Sementara itu, Founder Wasteplant Company, Andrew Hayim de Vries, menyatakan rasa bangga dan antusiasmenya atas sambutan hangat serta keseriusan institusional yang ditunjukkan oleh rumpun akademisi di Fakultas Teknik Unhas. Bagi Wasteplant Company, kolaborasi dengan Unhas merupakan langkah krusial untuk memperluas impak lingkungan positif di wilayah Asia Tenggara, khususnya Indonesia Timur.
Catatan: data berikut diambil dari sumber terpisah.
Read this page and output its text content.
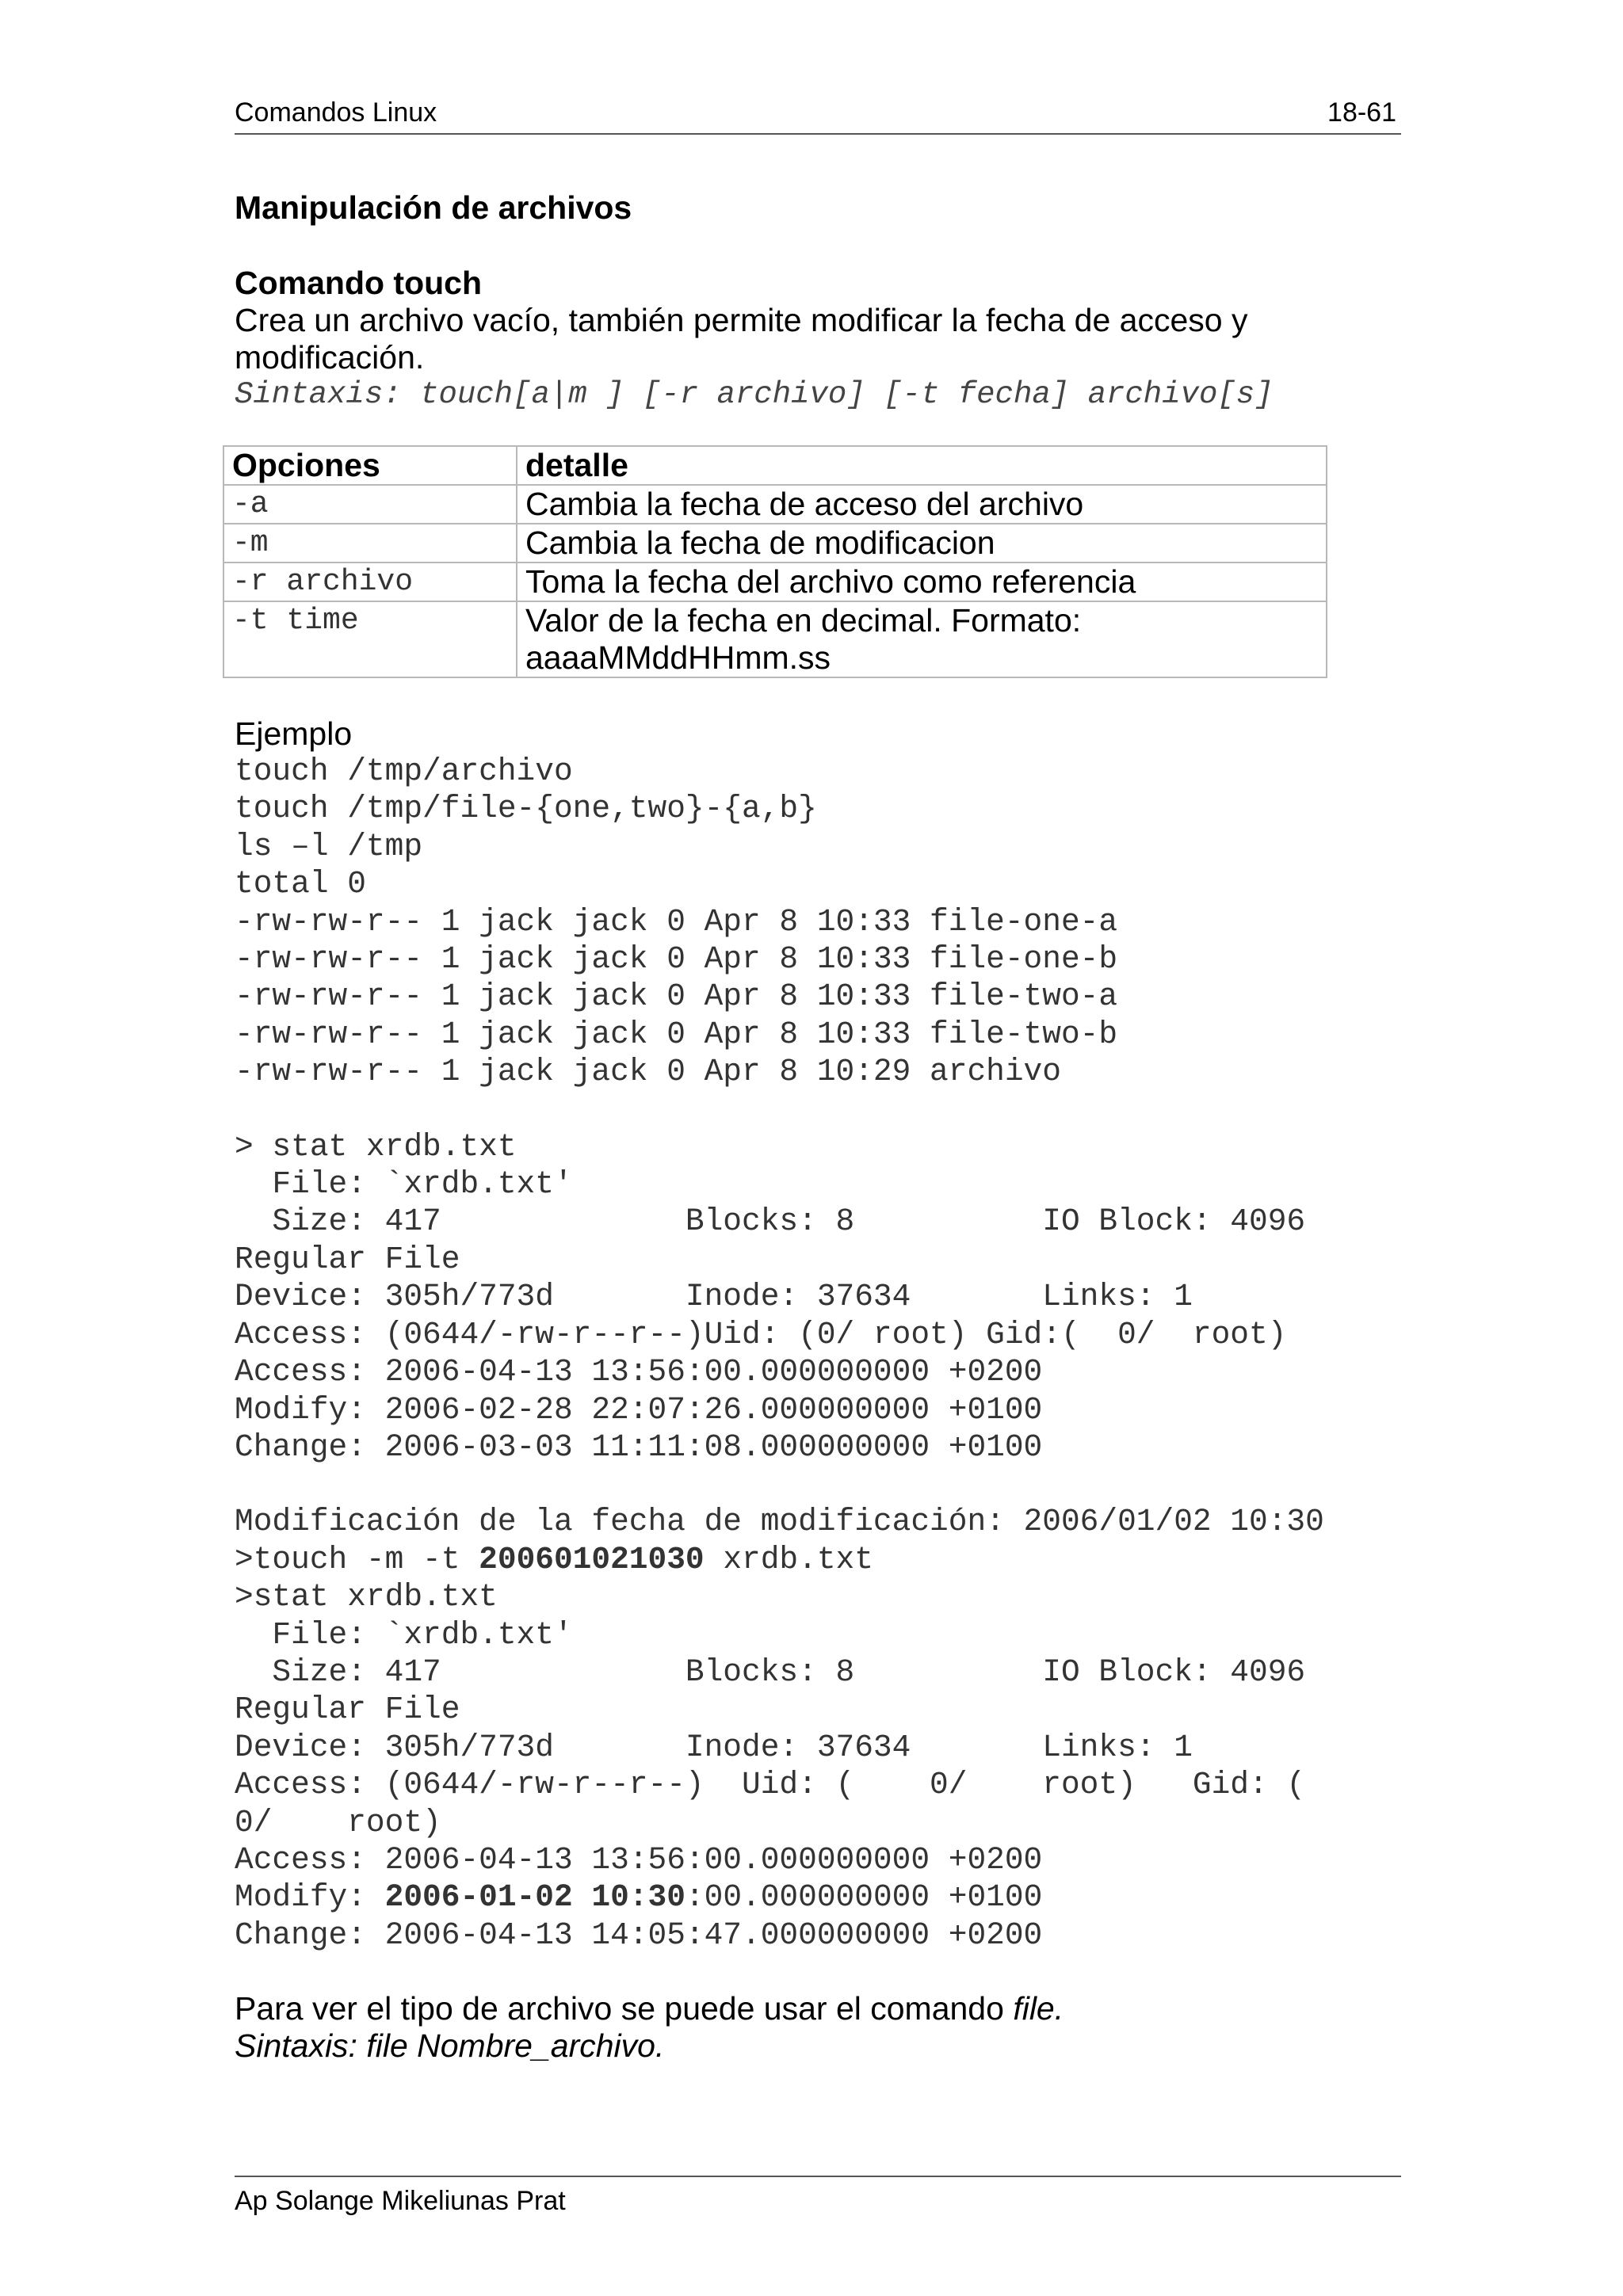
Comandos Linux	18-61
Manipulación de archivos
Comando touch
Crea un archivo vacío, también permite modificar la fecha de acceso y modificación.
Sintaxis: touch[a|m ] [-r archivo] [-t fecha] archivo[s]
Opciones	detalle
-a	Cambia la fecha de acceso del archivo
-m	Cambia la fecha de modificacion
-r archivo	Toma la fecha del archivo como referencia
-t time	Valor de la fecha en decimal. Formato: aaaaMMddHHmm.ss
Ejemplo
touch /tmp/archivo
touch /tmp/file-{one,two}-{a,b}
ls –l /tmp
total 0
-rw-rw-r-- 1 jack jack 0 Apr 8 10:33 file-one-a
-rw-rw-r-- 1 jack jack 0 Apr 8 10:33 file-one-b
-rw-rw-r-- 1 jack jack 0 Apr 8 10:33 file-two-a
-rw-rw-r-- 1 jack jack 0 Apr 8 10:33 file-two-b
-rw-rw-r-- 1 jack jack 0 Apr 8 10:29 archivo
> stat xrdb.txt
File: `xrdb.txt'
Size: 417             Blocks: 8          IO Block: 4096
Regular File
Device: 305h/773d       Inode: 37634       Links: 1
Access: (0644/-rw-r--r--)Uid: (0/ root) Gid:(  0/  root)
Access: 2006-04-13 13:56:00.000000000 +0200
Modify: 2006-02-28 22:07:26.000000000 +0100
Change: 2006-03-03 11:11:08.000000000 +0100
Modificación de la fecha de modificación: 2006/01/02 10:30
>touch -m -t 200601021030 xrdb.txt
>stat xrdb.txt
File: `xrdb.txt'
Size: 417             Blocks: 8          IO Block: 4096
Regular File
Device: 305h/773d       Inode: 37634       Links: 1
Access: (0644/-rw-r--r--)  Uid: (    0/    root)   Gid: (
0/    root)
Access: 2006-04-13 13:56:00.000000000 +0200
Modify: 2006-01-02 10:30:00.000000000 +0100
Change: 2006-04-13 14:05:47.000000000 +0200
Para ver el tipo de archivo se puede usar el comando file.
Sintaxis: file Nombre_archivo.
Ap Solange Mikeliunas Prat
"Universitas Hasanuddin memiliki reputasi riset yang kuat dan mahasiswa teknik lingkungan yang sangat kritis serta penuh energi. Kami di Wasteplant meyakini filosofi 'Feed the Soil, Feed the World'. Melalui Letter of Intent ini, kami berkomitmen untuk berbagi teknologi sistem komposting bawah permukaan (Subpod) dan metodologi pengelolaan sampah biologis kami untuk dikaji, dikembangkan, dan diterapkan bersama ekosistem akademik di Unhas." ujar Hayim de Vries
Dokumen kerja sama akademik yang ditandatangani tersebut menekankan pengembangan hubungan jangka panjang yang saling menguntungkan (mutually beneficial association). Sinergi ini juga membuka peluang bagi para peneliti FT Unhas untuk berkolaborasi dengan jaringan global yang telah dibangun oleh Wasteplant Company di 25 negara melalui ekosistem Food Education and Ecological Design (F.E.E.D.) Foundation serta Institute of Composting Studies Australia (ICSA).
Acara seremonial penandatanganan LoI ini turut disaksikan oleh jajaran pimpinan Departemen Teknik Lingkungan, para dosen senior, serta perwakilan mahasiswa. Kegiatan ini kemudian ditutup dengan pertukaran cinderamata resmi sebagai lambang dimulainya kolaborasi akademis-industri internasional antara Makassar, Indonesia dan Byron Bay, Australia.